Maka dirancanglah melalui 14 paket kebijakan ekonomi, untuk mendukung mega proyek ketenagalistrikan 35 ribu megawatt, mega proyek tol, jalan, jembatan, bendungan dan lain sebagainya. Mega proyek kilang minyak, smelterisas, hingga peoperti melalui reklamasi dan ibukota baru. Memang semua proyek-proyek itu relatif tidak rampung, atau boleh dikatakan gagal.
Namun utang pemerintah dan BUMN yang berada dibawah kuasa pemerintah meningkat. Terutama yang bersumber dari dalam Negeri. Pada saat mega proyek itu semua dirancang, tampaknya memang sudah mengincar dana-dana masyarakat yang ada di dalam negeri di bank dan di lembaga keuangan dalam negeri.
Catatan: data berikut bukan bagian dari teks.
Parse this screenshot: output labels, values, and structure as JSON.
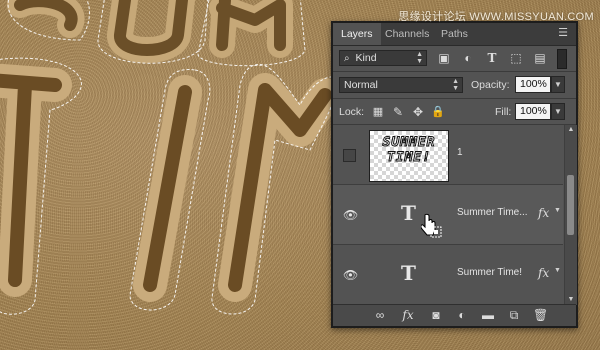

Maka digunakanlah sebagian besar dana masyarakat untuk mendukung mega proyek tersebut. Dana dana ini berasal dari dana haji, dana Jamsostek, dan Taspen, dana Asabri, dana pensiun di perusahaan asuransi, dan lain sebagainya digunakan oleh pemerintah untuk mega proyek infrastruktur tersebut.
Belakangan ini pemerintah memberanikan diri menggunakan dana tabungan masyarakat di bank untuk membiayai APBN. Melalui Perpu 1/2020 dan selanjutnya disahkan melalui UU 2/2020 pemerintah memakai dana bank yang ada di BI untuk membiayai APBN.
Mereka menyebut sebagai Quantitative Easing (QE). Caranya adalah dengan meminta BI membeli surat utang negara secara langsung melali pasar perdana.
Program ini sebetulnya sama dengan BLBI. Kalau BLBI dana untuk suntik bank dari BI. Kalau yang ini dana untuk suntik APBN dari BI. Nanti dana dana ini akan dipake oleh pemerintah untuk menyuntik swasta dan BUMN.
Akibatnya utang pemerintah memingkat dan makin menggunung. Baik yang bersumber dari luar negeri maupun utang pemerintah kepada masyarakat, kepada pensiunan, kepada jamaah haji, kepada nasabah asuransi dan kepada nasabah bank.